Im harten Nordseewind hört man wimmerndes Metall der Kräne und Schiffe im Südhafen von Esbjerg. Dort werden am Tag Schiffe und Ölplattformen gewartet. Doch an diesem Abend sind nur zwei Angler am Ende der Mole hier und der Reisende. Wie Tentakeln ragen die filigranen Netzstrukturen der Kräne in den Himmel. Es würde nicht verwundern, wenn jetzt einige der fiesen insektenartigen Viecher aus dem Film „Matrix“ hier auftauchten.
Die Westküste Jütlands hat der Reisende lange unterschätzt. Dabei ist sie zwischen Höjer und Esbjerg deutlich attraktiver als die deutsche Nordseeküste. Auf seiner ersten Radtour nahm der Reporter sie nur über die das Wellenbaden verhindernde Ebbe wahr. Und viel Industrie, die die von Landwirtschaft geprägte Landschaft verschandelt. Doch das hat sich jetzt geändert. Das Spektrum reicht von Perlen wie Ribe, Römö und Fanö über Vulkane wie Esbjerg bis hin zu Wüsten wie Hvide Sande, Vejers Strand, Bork Havn, selbst Ringköbing. Vieles scheint zubetoniert. Den meisten Kaffeehäusern mangelt an Gemütlichkeit. Hier scheint zuzutreffen, was ein Gastronom in Büsum vor vier Wochen kritisierte. Viele trimmten ihre Geschäfte auf Imbiss. Das Essen werde vereinheitlicht.
Drachen und Strandsegler
Am nächsten Tag sieht die Szenerie von der Fähre nach Fanö nicht mehr so gespenstisch aus. Die Exzentrik aber bleibt trotz des Sonnenscheins. Sie verblasst dann aber auch etwas nach dem Tag mit Kriechen durch Bunker, Krauchen über einen kilometerlangen Strand vorbei an Drachen und Strandseglern. Von der Kulinarik hat der Reisende nicht wirklich gekostet. Er lässt hier lieber Flora Jädicke den Vortritt, die sich speziell dafür hier umgeschaut hat.
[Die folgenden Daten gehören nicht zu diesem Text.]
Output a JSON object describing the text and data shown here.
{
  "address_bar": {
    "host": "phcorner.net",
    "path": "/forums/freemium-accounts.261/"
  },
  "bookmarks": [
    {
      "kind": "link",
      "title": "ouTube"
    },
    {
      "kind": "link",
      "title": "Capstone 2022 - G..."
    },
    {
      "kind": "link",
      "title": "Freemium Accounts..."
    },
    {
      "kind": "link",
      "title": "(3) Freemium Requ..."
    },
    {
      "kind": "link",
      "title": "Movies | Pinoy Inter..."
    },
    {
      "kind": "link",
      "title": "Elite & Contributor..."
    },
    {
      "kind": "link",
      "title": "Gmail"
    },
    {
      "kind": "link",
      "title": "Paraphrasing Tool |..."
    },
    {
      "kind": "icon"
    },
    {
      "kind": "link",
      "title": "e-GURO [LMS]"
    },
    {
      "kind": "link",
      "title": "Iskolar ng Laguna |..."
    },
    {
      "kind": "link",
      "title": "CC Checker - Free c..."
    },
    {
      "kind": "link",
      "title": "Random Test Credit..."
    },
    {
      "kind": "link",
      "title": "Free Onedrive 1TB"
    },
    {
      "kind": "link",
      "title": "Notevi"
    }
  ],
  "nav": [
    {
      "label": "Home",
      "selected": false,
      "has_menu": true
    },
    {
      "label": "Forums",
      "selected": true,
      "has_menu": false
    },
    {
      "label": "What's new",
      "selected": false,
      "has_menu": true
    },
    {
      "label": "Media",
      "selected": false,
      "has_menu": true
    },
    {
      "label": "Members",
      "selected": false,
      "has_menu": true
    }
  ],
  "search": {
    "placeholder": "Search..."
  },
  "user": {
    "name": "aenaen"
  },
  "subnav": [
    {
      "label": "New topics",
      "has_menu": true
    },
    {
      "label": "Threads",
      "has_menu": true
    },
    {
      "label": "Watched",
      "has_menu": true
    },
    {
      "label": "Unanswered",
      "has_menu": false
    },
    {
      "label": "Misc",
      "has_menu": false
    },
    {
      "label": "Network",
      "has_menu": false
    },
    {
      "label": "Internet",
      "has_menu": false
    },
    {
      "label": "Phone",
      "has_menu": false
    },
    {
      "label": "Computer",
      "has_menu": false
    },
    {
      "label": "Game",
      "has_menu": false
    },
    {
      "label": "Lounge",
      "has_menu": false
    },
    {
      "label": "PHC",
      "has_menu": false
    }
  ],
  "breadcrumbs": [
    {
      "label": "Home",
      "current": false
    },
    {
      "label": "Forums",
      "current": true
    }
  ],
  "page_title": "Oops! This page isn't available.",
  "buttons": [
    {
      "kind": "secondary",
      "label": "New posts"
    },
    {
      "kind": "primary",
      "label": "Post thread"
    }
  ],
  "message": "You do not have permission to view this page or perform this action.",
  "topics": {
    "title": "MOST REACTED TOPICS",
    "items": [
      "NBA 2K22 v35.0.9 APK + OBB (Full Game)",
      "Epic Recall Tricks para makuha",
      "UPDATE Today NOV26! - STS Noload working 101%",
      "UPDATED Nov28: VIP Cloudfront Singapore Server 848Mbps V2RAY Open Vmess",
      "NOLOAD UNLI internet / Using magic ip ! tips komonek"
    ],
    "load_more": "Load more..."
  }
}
Das gilt genauso für Römö, wo sich der Reisende aufgrund des günstigen Preises im Asia-Restaurant abends niederließ. An „All you can eat“ kommt ein hungriger Radler nach der Überquerung des 1948 errichteten ewig langen Dammes bei Gegenwind nicht vorbei. Zudem nutzten der Chinese und er in Lakolk ausgiebig die Gelegenheit, gegenseitig ihre Dänisch-Kenntnisse im Dialog aufzufrischen. Denn auch dieser kämpfte noch immer mit der für ihn immer noch fremden Sprache.
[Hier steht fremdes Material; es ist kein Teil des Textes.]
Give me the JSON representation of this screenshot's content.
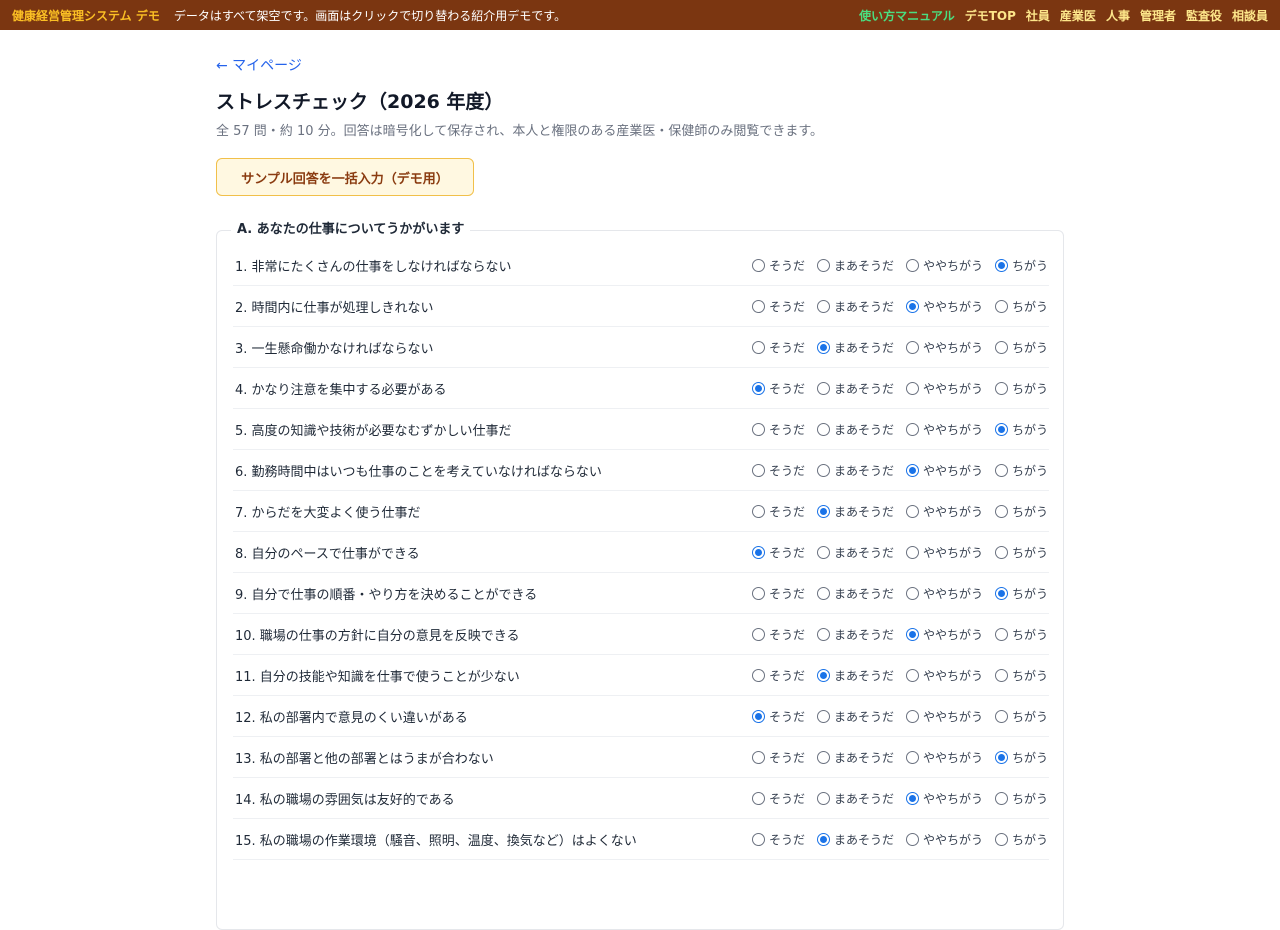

Am nächsten Tag genoss der Reisende an einem einsamen Strand den Blick auf Sylt, sog den typischen Geruch dänischer Heide in sich auf. Dies war der Geruch seiner Kindheit in Dänemark an den Stränden von Gjerrild, Asserbo und Skagen. Dabei musste er aber auch auch den hässlichen Anblick des Hafens nach Sylt verdauen, in dem zwei Fischrestaurants versuchen, Besucher aus Sylt Geld mit hohen Preisen aus der Tasche zu ziehen. Und irgendwie war es doch schöner, bei Ebbe zur Insel Noirmoutier überzusetzen, bevor die Flut kam. Solch ein Abenteuer nimmt einem leider ein hoher Damm.
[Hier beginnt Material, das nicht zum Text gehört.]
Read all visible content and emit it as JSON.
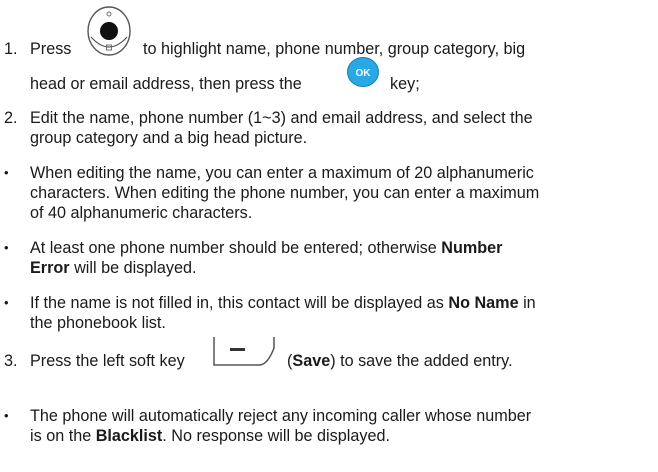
{
  "step1": {
    "number": "1.",
    "before_nav": "Press",
    "after_nav": "to highlight name, phone number, group category, big",
    "line2_before_ok": "head or email address, then press the",
    "ok_key_label": "OK",
    "line2_after_ok": "key;"
  },
  "step2": {
    "number": "2.",
    "line1": "Edit the name, phone number (1~3) and email address, and select the",
    "line2": "group category and a big head picture."
  },
  "bullet1": {
    "line1": "When editing the name, you can enter a maximum of 20 alphanumeric",
    "line2": "characters. When editing the phone number, you can enter a maximum",
    "line3": "of 40 alphanumeric characters."
  },
  "bullet2": {
    "line1_text": "At least one phone number should be entered; otherwise",
    "line1_bold": "Number",
    "line2_bold": "Error",
    "line2_text": "will be displayed."
  },
  "bullet3": {
    "line1_text": "If the name is not filled in, this contact will be displayed as",
    "line1_bold": "No Name",
    "line1_end": "in",
    "line2": "the phonebook list."
  },
  "step3": {
    "number": "3.",
    "before_key": "Press the left soft key",
    "open_paren": "(",
    "bold": "Save",
    "after": ") to save the added entry."
  },
  "bullet4": {
    "line1": "The phone will automatically reject any incoming caller whose number",
    "line2_before": "is on the",
    "line2_bold": "Blacklist",
    "line2_after": ". No response will be displayed."
  },
  "bullet_glyph": "•"
}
Wirbelnder Sand freigelassen wie die Seele
Im Süden Jütlands ist auch Ödnis zu erfahren wie in Vejers Strand, Hvide Sande, Bork Havn und selbst Ringköbing. Im allerdings bescheidenen Rahmen reihten sich Imbisse und Nippes-Läden aneinander. Auch die vielen Ferienhäuser könnten stören. Derart beklagte sich eine Mitarbeiterin im Wikingercenter in Bork darüber. Aber immerhin ist die Küste nicht derart verbaut wie an manchen Abschnitten in Spanien, Frankreich oder selbst in einem Naturschutzgebiet wie Troia südlich von Lissabon. Meistens kann man doch noch die Seele baumeln lassen in Dünen, die es woanders nicht in Europa gibt. Dee Sand wirbelt hier freigelassen wie die Seele. Nicht einmal in Arcachon gibt es solche Dünen. Obwohl es selbst am Tag in Ribe oder Ringköbing nach der Besichtigung der Sehenswürdigkeiten tödlich langweilig werden kann für den Normaltouristen. Für einen Journalisten gilt das nicht, da er immer neugierig ist und spannende Menschen und Landschaften fast automatisch vorfindet.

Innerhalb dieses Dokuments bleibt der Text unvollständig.